While I'm an avid reader and a reasonably good bookseller, I've never claimed to have my finger on the pulse of the book award circuit. So I was as surprised as anybody when I discovered that for the first time since I've started paying attention to these things, I have read, or at least read in, all five of the finalists for the fiction award.
Of them, I only have completed two: Emily St John Mandel's excellent break-out novel, Station Eleven and the Marilynne Robinson's literary masterpiece, Lila. But just because I didn't finish reading the other three doesn't mean that I didn't like them. On the contrary, I very much liked what I read of them. One of the things about being a bookseller that might seem strange to a civilian, is that in addition to reading the things I like, I also have an obligation to read widely, beyond my personal preferences, so that I can better serve my customers.
I also am one of the four readers for my bookstore's signed First Editions Club, where we select one work of literary fiction each month and send signed copies to our club members. For this part of my job, I have to read the first 50-75 pages of an additional 6-8 books each month (on average), all on my own time outside of work. For obvious reasons, I cannot finish them all, so even when I like a book, if I have a coworker who has finished it, I'm less inclined to spend more of my time to complete it. Why? Because now I have a secondary repository of book knowledge to rely on: I can recommend a book to a customer when I know that Nancy (or Hannah or whomever) has loved it and why she has loved it.
(On a slightly braggadocian note, of the five NBA books on the short lit, our First Editions Club committee picked three of them. And if we'd had our way with getting signed copies of another one, there would have been a fourth, but the author either wasn't touring or wasn't in the US when we wanted to pick the book. Go, us!)
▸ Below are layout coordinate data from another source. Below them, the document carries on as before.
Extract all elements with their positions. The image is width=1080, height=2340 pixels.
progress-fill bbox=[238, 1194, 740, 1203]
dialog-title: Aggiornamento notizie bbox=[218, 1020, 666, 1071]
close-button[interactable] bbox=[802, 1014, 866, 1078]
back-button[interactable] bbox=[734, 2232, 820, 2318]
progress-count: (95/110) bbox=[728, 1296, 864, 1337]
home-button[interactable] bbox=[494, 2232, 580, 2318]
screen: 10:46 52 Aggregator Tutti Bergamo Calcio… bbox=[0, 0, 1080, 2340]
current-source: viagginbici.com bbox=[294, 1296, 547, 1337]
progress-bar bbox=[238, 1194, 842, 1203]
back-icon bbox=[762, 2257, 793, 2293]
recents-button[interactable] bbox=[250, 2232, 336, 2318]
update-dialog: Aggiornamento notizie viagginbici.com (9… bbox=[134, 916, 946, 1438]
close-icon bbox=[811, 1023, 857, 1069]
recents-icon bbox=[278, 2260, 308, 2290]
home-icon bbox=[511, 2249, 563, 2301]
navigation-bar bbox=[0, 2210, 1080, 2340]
So, with all of that being said, here are my thoughts on the National Book Award finalists for fiction in 2014:
An Unnecessary Woman by Rabih Alameddine is wonderful, telling a very quiet story of older woman living in Beirut who has translated one book per year from the world literary canon into Arabic. I read about half of this book and very reluctantly put it down. Not only does the author paint a vivid portrait of the cultural importance of Beirut, along with its devastations during the wars, but we get the importance of translation itself, along with its intricate give and take.
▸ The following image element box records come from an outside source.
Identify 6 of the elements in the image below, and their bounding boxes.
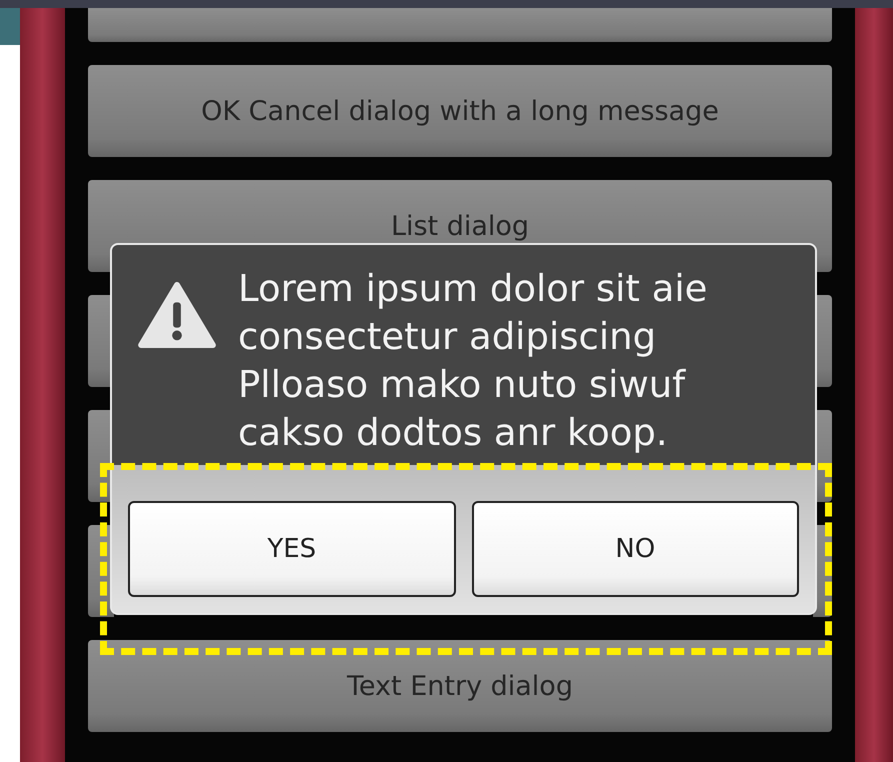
- warning-icon: [138, 281, 216, 349]
- dialog-button[interactable]: NO: [472, 501, 799, 597]
- dialog-button[interactable]: YES: [128, 501, 456, 597]
- desktop-tile: [0, 8, 20, 45]
- menu-button[interactable]: Text Entry dialog: [88, 640, 832, 732]
- menu-button[interactable]: OK Cancel dialog with a long message: [88, 65, 832, 157]
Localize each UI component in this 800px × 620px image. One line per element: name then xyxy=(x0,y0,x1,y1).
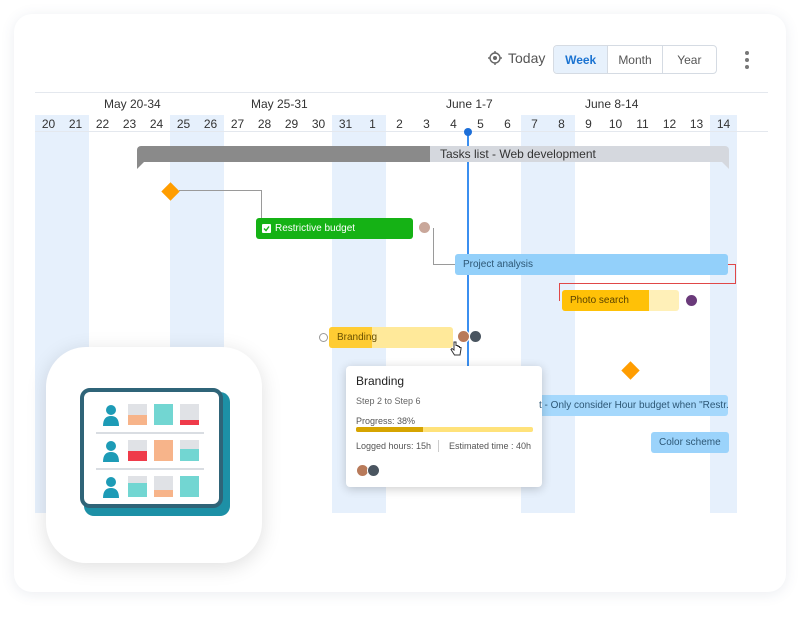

I read the first 100 pages or so of Anthony Doerr's All the Light We Cannot See, which is set during World War II. I've noticed tons of reviews of this book popping up since it was published in April of this year, and two of my coworkers read it and loved it, so I felt less guilty putting this one down than I otherwise would have.
Short story collections don't often go head to head with novels for the major literary awards, but Phil Klay's debut collection, Redeployment, is handily able to take on the powerhouses. As the title suggests, these are soldiers' stories, particularly in Iraq and Afghanistan. I read the first two of them and they were extremely well done, and though ultimately this was not the book for me, I'm happy I bought a signed, first edition of it when I visited Nashville earlier this year.
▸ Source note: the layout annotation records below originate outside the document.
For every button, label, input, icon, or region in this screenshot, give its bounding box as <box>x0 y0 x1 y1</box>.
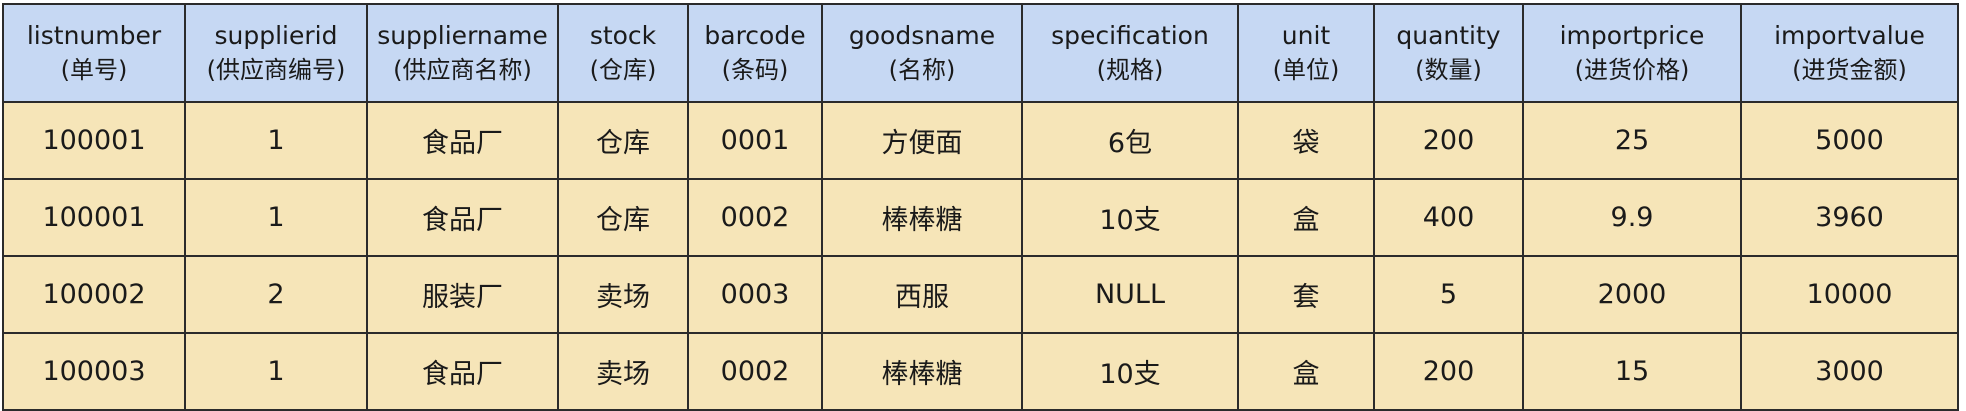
cell-unit: 袋 <box>1237 101 1375 180</box>
cell-stock: 卖场 <box>557 332 689 411</box>
cell-listnumber: 100003 <box>2 332 186 411</box>
column-header-en: specification <box>1051 21 1209 50</box>
column-header-supplierid: supplierid (供应商编号) <box>184 3 368 103</box>
table-body: 100001 1 食品厂 仓库 0001 方便面 6包 袋 200 25 500… <box>2 101 1959 411</box>
column-header-cn: (仓库) <box>589 56 657 84</box>
cell-importvalue: 3960 <box>1740 178 1959 257</box>
cell-importvalue: 10000 <box>1740 255 1959 334</box>
cell-quantity: 200 <box>1373 101 1524 180</box>
cell-stock: 卖场 <box>557 255 689 334</box>
cell-goodsname: 棒棒糖 <box>821 332 1023 411</box>
column-header-en: supplierid <box>214 21 338 50</box>
cell-unit: 套 <box>1237 255 1375 334</box>
cell-specification: 10支 <box>1021 332 1239 411</box>
column-header-en: listnumber <box>26 21 162 50</box>
cell-goodsname: 西服 <box>821 255 1023 334</box>
column-header-en: goodsname <box>848 21 996 50</box>
column-header-cn: (供应商编号) <box>206 56 346 84</box>
column-header-en: importprice <box>1559 21 1705 50</box>
cell-goodsname: 方便面 <box>821 101 1023 180</box>
cell-suppliername: 食品厂 <box>366 332 559 411</box>
cell-importvalue: 5000 <box>1740 101 1959 180</box>
table-row: 100003 1 食品厂 卖场 0002 棒棒糖 10支 盒 200 15 30… <box>2 332 1959 411</box>
column-header-quantity: quantity (数量) <box>1373 3 1524 103</box>
cell-importprice: 25 <box>1522 101 1742 180</box>
column-header-cn: (供应商名称) <box>393 56 532 84</box>
header-row: listnumber (单号) supplierid (供应商编号) supplie… <box>2 3 1959 103</box>
cell-unit: 盒 <box>1237 332 1375 411</box>
column-header-importprice: importprice (进货价格) <box>1522 3 1742 103</box>
cell-quantity: 5 <box>1373 255 1524 334</box>
column-header-cn: (名称) <box>888 56 956 84</box>
table-row: 100002 2 服装厂 卖场 0003 西服 NULL 套 5 2000 10… <box>2 255 1959 334</box>
screenshot-canvas: listnumber (单号) supplierid (供应商编号) supplie… <box>0 0 1966 411</box>
table-header: listnumber (单号) supplierid (供应商编号) supplie… <box>2 3 1959 103</box>
cell-importprice: 9.9 <box>1522 178 1742 257</box>
cell-importprice: 15 <box>1522 332 1742 411</box>
cell-specification: 6包 <box>1021 101 1239 180</box>
cell-goodsname: 棒棒糖 <box>821 178 1023 257</box>
cell-listnumber: 100001 <box>2 101 186 180</box>
column-header-cn: (单号) <box>60 56 128 84</box>
cell-specification: NULL <box>1021 255 1239 334</box>
cell-suppliername: 服装厂 <box>366 255 559 334</box>
column-header-goodsname: goodsname (名称) <box>821 3 1023 103</box>
column-header-barcode: barcode (条码) <box>687 3 823 103</box>
cell-supplierid: 1 <box>184 332 368 411</box>
cell-quantity: 400 <box>1373 178 1524 257</box>
cell-importprice: 2000 <box>1522 255 1742 334</box>
cell-barcode: 0002 <box>687 178 823 257</box>
cell-quantity: 200 <box>1373 332 1524 411</box>
column-header-cn: (进货价格) <box>1574 56 1690 84</box>
cell-unit: 盒 <box>1237 178 1375 257</box>
cell-listnumber: 100002 <box>2 255 186 334</box>
cell-stock: 仓库 <box>557 101 689 180</box>
cell-specification: 10支 <box>1021 178 1239 257</box>
column-header-en: quantity <box>1396 21 1501 50</box>
column-header-en: stock <box>589 21 657 50</box>
column-header-en: unit <box>1281 21 1331 50</box>
column-header-stock: stock (仓库) <box>557 3 689 103</box>
column-header-cn: (数量) <box>1415 56 1482 84</box>
column-header-suppliername: suppliername (供应商名称) <box>366 3 559 103</box>
cell-barcode: 0003 <box>687 255 823 334</box>
column-header-listnumber: listnumber (单号) <box>2 3 186 103</box>
column-header-unit: unit (单位) <box>1237 3 1375 103</box>
column-header-importvalue: importvalue (进货金额) <box>1740 3 1959 103</box>
cell-stock: 仓库 <box>557 178 689 257</box>
column-header-specification: specification (规格) <box>1021 3 1239 103</box>
cell-importvalue: 3000 <box>1740 332 1959 411</box>
cell-supplierid: 1 <box>184 178 368 257</box>
column-header-en: suppliername <box>377 21 548 50</box>
column-header-en: importvalue <box>1774 21 1925 50</box>
cell-listnumber: 100001 <box>2 178 186 257</box>
table-row: 100001 1 食品厂 仓库 0002 棒棒糖 10支 盒 400 9.9 3… <box>2 178 1959 257</box>
column-header-en: barcode <box>704 21 806 50</box>
cell-supplierid: 1 <box>184 101 368 180</box>
table-row: 100001 1 食品厂 仓库 0001 方便面 6包 袋 200 25 500… <box>2 101 1959 180</box>
cell-barcode: 0001 <box>687 101 823 180</box>
cell-suppliername: 食品厂 <box>366 178 559 257</box>
column-header-cn: (进货金额) <box>1792 56 1907 84</box>
cell-barcode: 0002 <box>687 332 823 411</box>
column-header-cn: (条码) <box>721 56 789 84</box>
column-header-cn: (单位) <box>1272 56 1340 84</box>
cell-supplierid: 2 <box>184 255 368 334</box>
import-list-table: listnumber (单号) supplierid (供应商编号) supplie… <box>2 3 1959 411</box>
column-header-cn: (规格) <box>1096 56 1164 84</box>
cell-suppliername: 食品厂 <box>366 101 559 180</box>
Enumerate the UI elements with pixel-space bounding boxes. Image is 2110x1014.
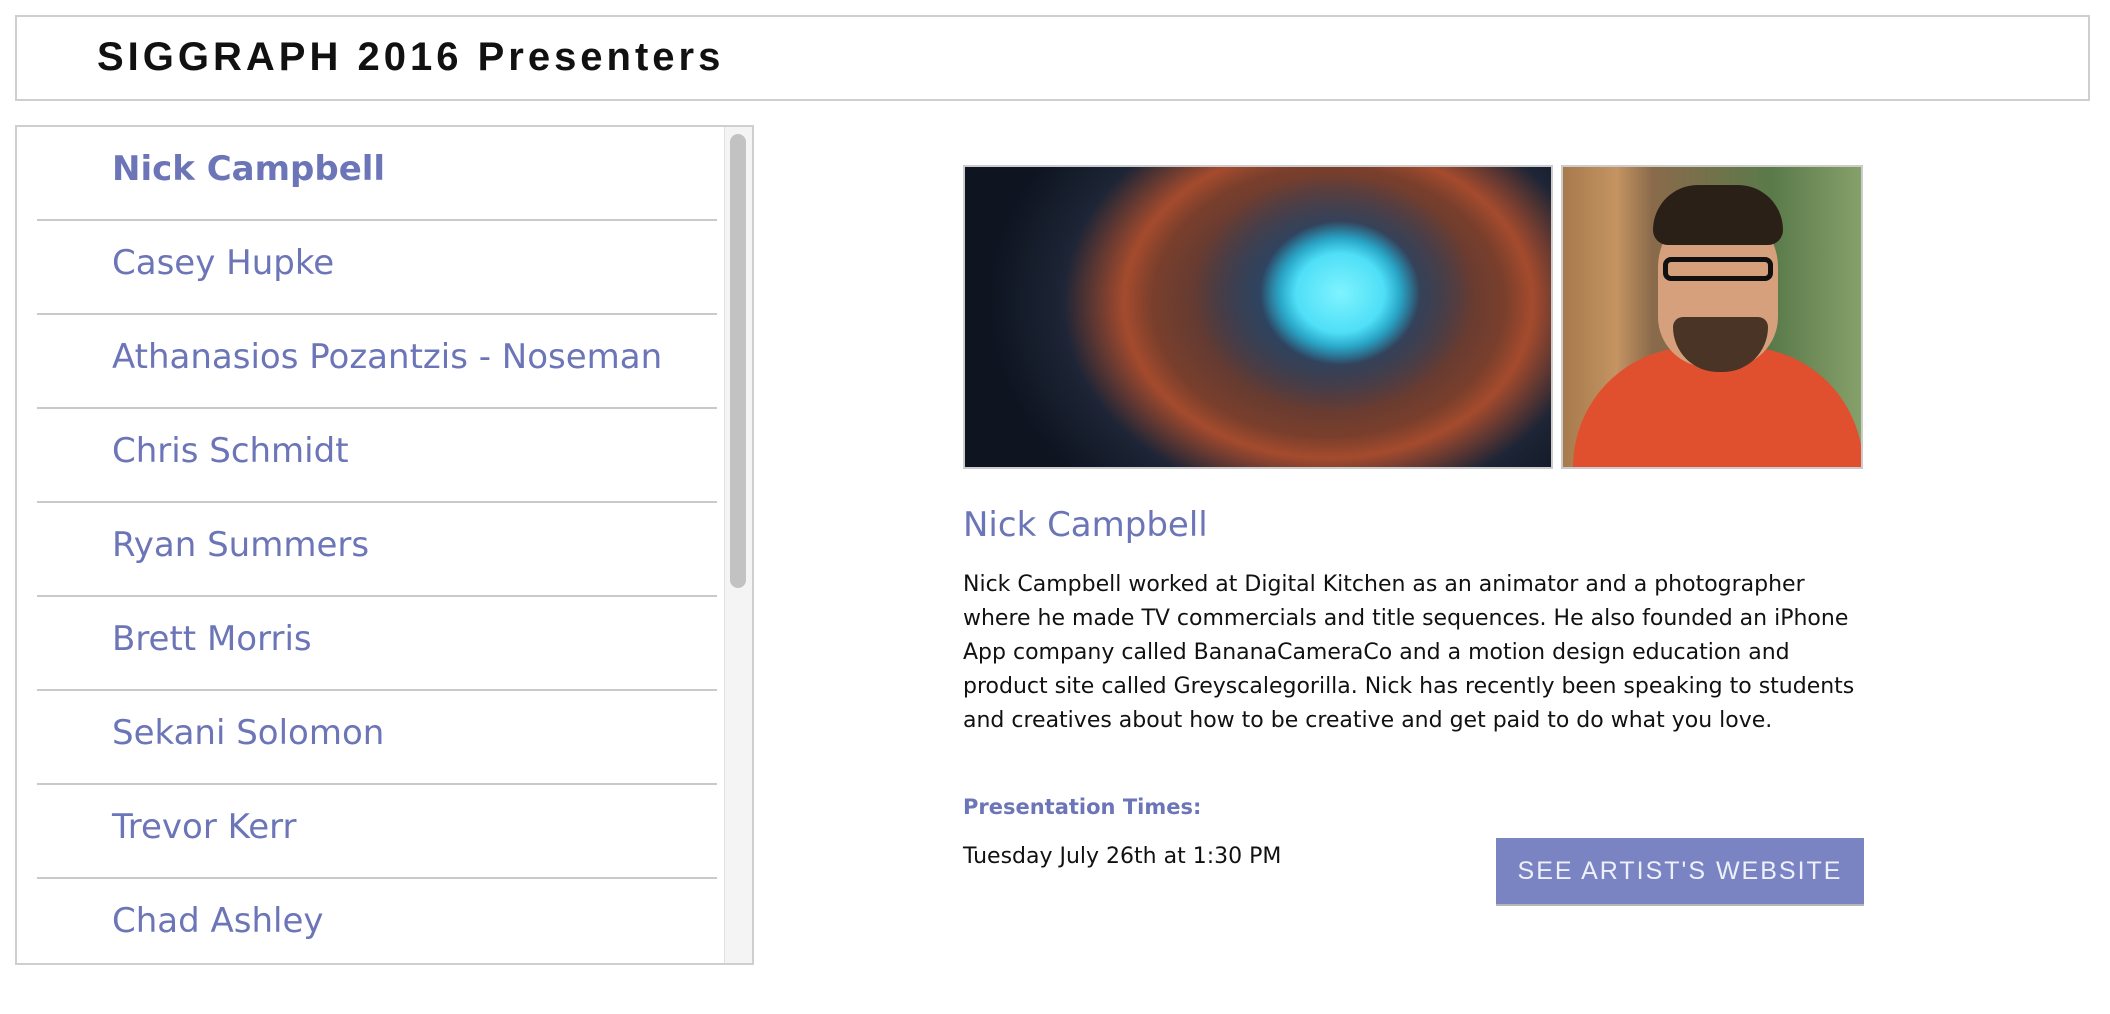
presenter-item-sekani-solomon[interactable]: Sekani Solomon (37, 691, 717, 785)
presenter-item-label: Nick Campbell (112, 149, 386, 189)
presenter-item-casey-hupke[interactable]: Casey Hupke (37, 221, 717, 315)
presenter-item-label: Chris Schmidt (112, 431, 349, 471)
presenter-item-label: Brett Morris (112, 619, 312, 659)
list-scrollbar[interactable] (724, 127, 752, 963)
presenter-item-athanasios-pozantzis[interactable]: Athanasios Pozantzis - Noseman (37, 315, 717, 409)
presenter-bio: Nick Campbell worked at Digital Kitchen … (963, 572, 1855, 733)
page-header: SIGGRAPH 2016 Presenters (15, 15, 2090, 101)
list-scrollbar-thumb[interactable] (730, 134, 746, 588)
page-title: SIGGRAPH 2016 Presenters (97, 35, 725, 79)
presenter-name: Nick Campbell (963, 505, 1208, 545)
presentation-times-label: Presentation Times: (963, 795, 1202, 819)
presenter-photo (1561, 165, 1863, 469)
presenter-item-label: Athanasios Pozantzis - Noseman (112, 337, 663, 377)
presenter-item-chris-schmidt[interactable]: Chris Schmidt (37, 409, 717, 503)
presenter-item-label: Trevor Kerr (112, 807, 297, 847)
presenter-item-ryan-summers[interactable]: Ryan Summers (37, 503, 717, 597)
presenter-item-label: Sekani Solomon (112, 713, 385, 753)
presentation-times-value: Tuesday July 26th at 1:30 PM (963, 844, 1282, 869)
presenter-list: Nick Campbell Casey Hupke Athanasios Poz… (37, 127, 717, 963)
presenter-item-trevor-kerr[interactable]: Trevor Kerr (37, 785, 717, 879)
presenter-item-label: Casey Hupke (112, 243, 335, 283)
artist-website-button[interactable]: SEE ARTIST'S WEBSITE (1496, 838, 1864, 904)
presenter-item-label: Chad Ashley (112, 901, 324, 941)
portrait-glasses (1663, 257, 1773, 281)
presenter-item-brett-morris[interactable]: Brett Morris (37, 597, 717, 691)
artwork-image (963, 165, 1553, 469)
presenter-item-nick-campbell[interactable]: Nick Campbell (37, 127, 717, 221)
presenter-list-panel[interactable]: Nick Campbell Casey Hupke Athanasios Poz… (15, 125, 754, 965)
presenter-item-label: Ryan Summers (112, 525, 370, 565)
presenter-item-chad-ashley[interactable]: Chad Ashley (37, 879, 717, 963)
portrait-hair (1653, 185, 1783, 245)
I've been reading Emily St John Mandel's books since she first published Last Night in Montreal in 2009. I'm thrilled for her that her hopeful post-apocalyptic novel, Station Eleven, is getting the critical acclaim that indie booksellers have been giving her for years. I think this book ties with the Anthony Doerr for having the most widespread appeal to general readers. I would put either book into the hands of almost any fiction reader.
Lila by Marilynne Robinson concludes her trilogy set in the small town Gilead, Iowa, of yesteryear. Like the Alameddine, it's a quiet story, largely the imagined inner life of the title character. I also happen to think that Lila ties with An Unnecessary Woman for being the most literary of the finalists, and thus if I had to make a prediction for the winner, it would be one of these two.
NB: Edited to add this -- It doesn't hurt that Marilynne Robinson is basically the winningest American novelist, ever. For her last four books published (3 novels, one nonfiction), she has won six major literary awards: PEN/Hemingway, the Pulitzer (2x), the National Book Award, the National Book Critics Circle Award, and the Orange Prize. That's not counting the lesser-known awards, or the major awards she was a finalist for but for which she didn't win. Dayum.